Par ailleurs, Émile utilise des figurines humaines qui se parlent et qui s’introduisent dans des jeux déjà connus (faire les courses et jouer au marchand, chasse au trésor…)

CP – CE1 – CE2 – CM1 – CM2… Qu’en est-il de l’aptitude à l’école ? Bénévole parmi les bénévoles, voici ce dont je suis témoin : la séance suivante est assuré par une de ses maîtresses ; il me quitte plein d’entrain au seuil de la salle de jeu, pour interpeler celle-ci, s’écrier : Au travail ! et poursuivre sur un ton tout joyeux : Je suis obligé. Autre commentaire – au sujet d’un livre sur l’école : Moi, je commence l’école à la maison.

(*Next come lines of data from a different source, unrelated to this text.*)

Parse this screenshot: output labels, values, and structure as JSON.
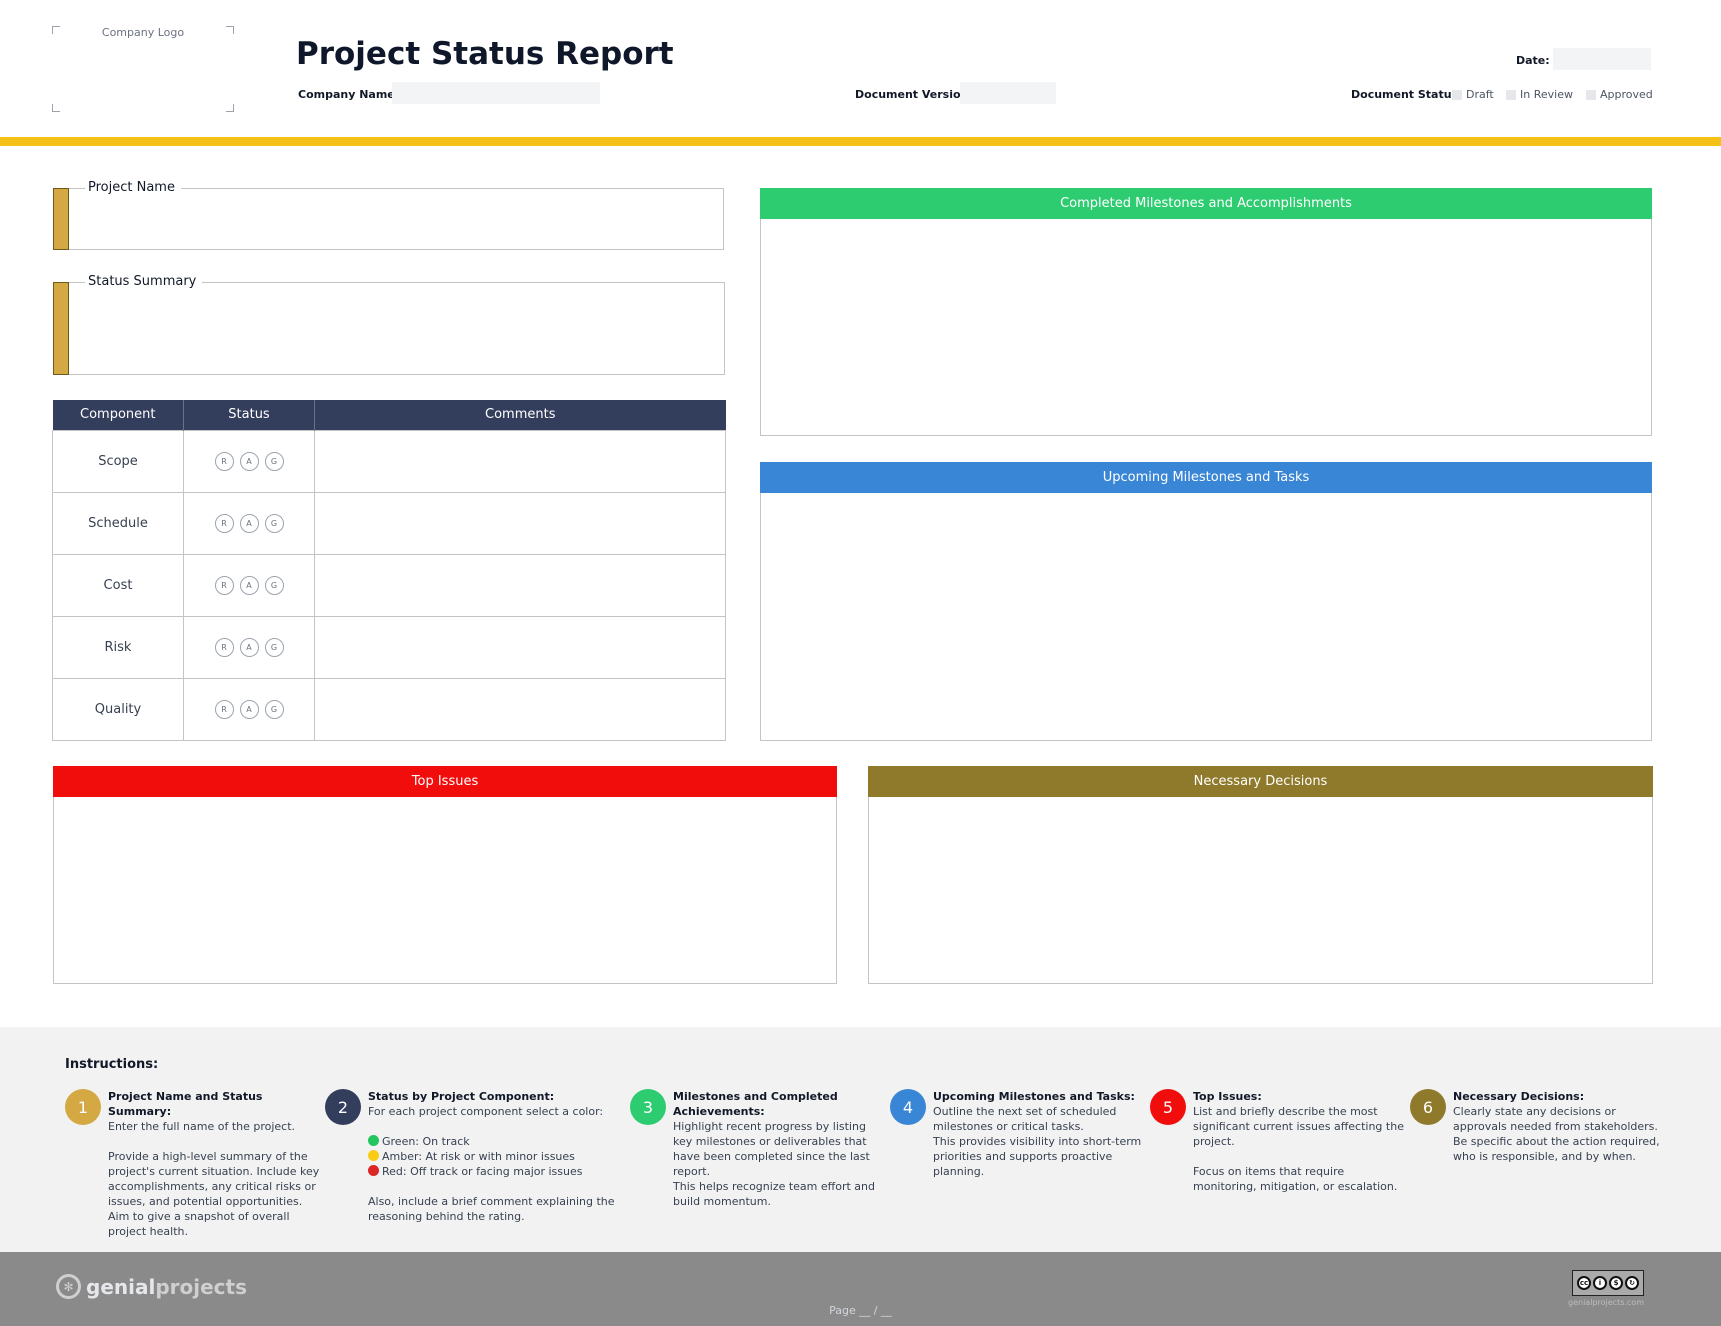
{
  "header": {
    "logo_placeholder": "Company Logo",
    "title": "Project Status Report",
    "date_label": "Date:",
    "company_name_label": "Company Name:",
    "document_version_label": "Document Version",
    "document_status_label": "Document Status:",
    "status_options": [
      "Draft",
      "In Review",
      "Approved"
    ]
  },
  "fields": {
    "project_name": "Project Name",
    "status_summary": "Status Summary"
  },
  "components_table": {
    "headers": [
      "Component",
      "Status",
      "Comments"
    ],
    "rows": [
      "Scope",
      "Schedule",
      "Cost",
      "Risk",
      "Quality"
    ],
    "rag": [
      "R",
      "A",
      "G"
    ]
  },
  "panels": {
    "completed": "Completed Milestones and Accomplishments",
    "upcoming": "Upcoming Milestones and Tasks",
    "issues": "Top Issues",
    "decisions": "Necessary Decisions"
  },
  "colors": {
    "accent_yellow": "#f5c116",
    "table_header": "#333d5c",
    "completed": "#2ecc71",
    "upcoming": "#3a86d6",
    "issues": "#f20d0d",
    "decisions": "#8f7a2b",
    "step1": "#d4a843",
    "step2": "#333d5c",
    "step3": "#2ecc71",
    "step4": "#3a86d6",
    "step5": "#f20d0d",
    "step6": "#8f7a2b"
  },
  "instructions": {
    "title": "Instructions:",
    "steps": [
      {
        "num": "1",
        "head": "Project Name and Status Summary:",
        "lines": [
          "Enter the full name of the project."
        ],
        "extra": "Provide a high-level summary of the project's current situation. Include key accomplishments, any critical risks or issues, and potential opportunities. Aim to give a snapshot of overall project health."
      },
      {
        "num": "2",
        "head": "Status by Project Component:",
        "lines": [
          "For each project component select a color:"
        ],
        "green": "Green: On track",
        "amber": "Amber: At risk or with minor issues",
        "red": "Red: Off track or facing major issues",
        "extra": "Also, include a brief comment explaining the reasoning behind the rating."
      },
      {
        "num": "3",
        "head": "Milestones and Completed Achievements:",
        "lines": [
          "Highlight recent progress by listing key milestones or deliverables that have been completed since the last report.",
          "This helps recognize team effort and build momentum."
        ]
      },
      {
        "num": "4",
        "head": "Upcoming Milestones and Tasks:",
        "lines": [
          "Outline the next set of scheduled milestones or critical tasks.",
          "This provides visibility into short-term priorities and supports proactive planning."
        ]
      },
      {
        "num": "5",
        "head": "Top Issues:",
        "lines": [
          "List and briefly describe the most significant current issues affecting the project."
        ],
        "extra": "Focus on items that require monitoring, mitigation, or escalation."
      },
      {
        "num": "6",
        "head": "Necessary Decisions:",
        "lines": [
          "Clearly state any decisions or approvals needed from stakeholders.",
          "Be specific about the action required, who is responsible, and by when."
        ]
      }
    ]
  },
  "footer": {
    "brand_part1": "genial",
    "brand_part2": "projects",
    "page": "Page __ / __",
    "license_url": "genialprojects.com"
  }
}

Dans toute leur gentillesse, les maîtresses ont des repères, ce que les bénévoles ne peuvent pas exprimer avec autant de précision. Ainsi, pour les maths (opérations décomposition des nombres, tableaux à double entrée…), c’est du niveau CP. Pour le langage, les verbes, la compréhension dans la lecture, c’est du début de CE2. Le graphisme et écrire pour écrire, c’est moins facile.

Et puisque nous parlons d’évaluations… L’association à laquelle il est fait appel a élaboré quelque chose qui permet de bien se repérer, à partir de questions très concrètes sur ce qu’Émile sait ou ne sait pas faire. Voici ce que cela donne graphiquement  sur deux ans, à l’occasion d’une récente mise à jour. C’est ici très synthétique, mais la description peut aller à un plus grand niveau de détail. Au premier regard, on sent que tout va dans le bon sens. Dans un domaine, on le voit, on est arrivé au but (au plafond du graphique). Il y en a un autre, à l’opposé, où l’on mesure qu’il reste du chemin à parcourir.



mercredi 15 décembre 2010

Esprit, es-tu là ?


J’ai trouvé la réunion des bénévoles de fin novembre particulièrement intéressante à plus d’un titre.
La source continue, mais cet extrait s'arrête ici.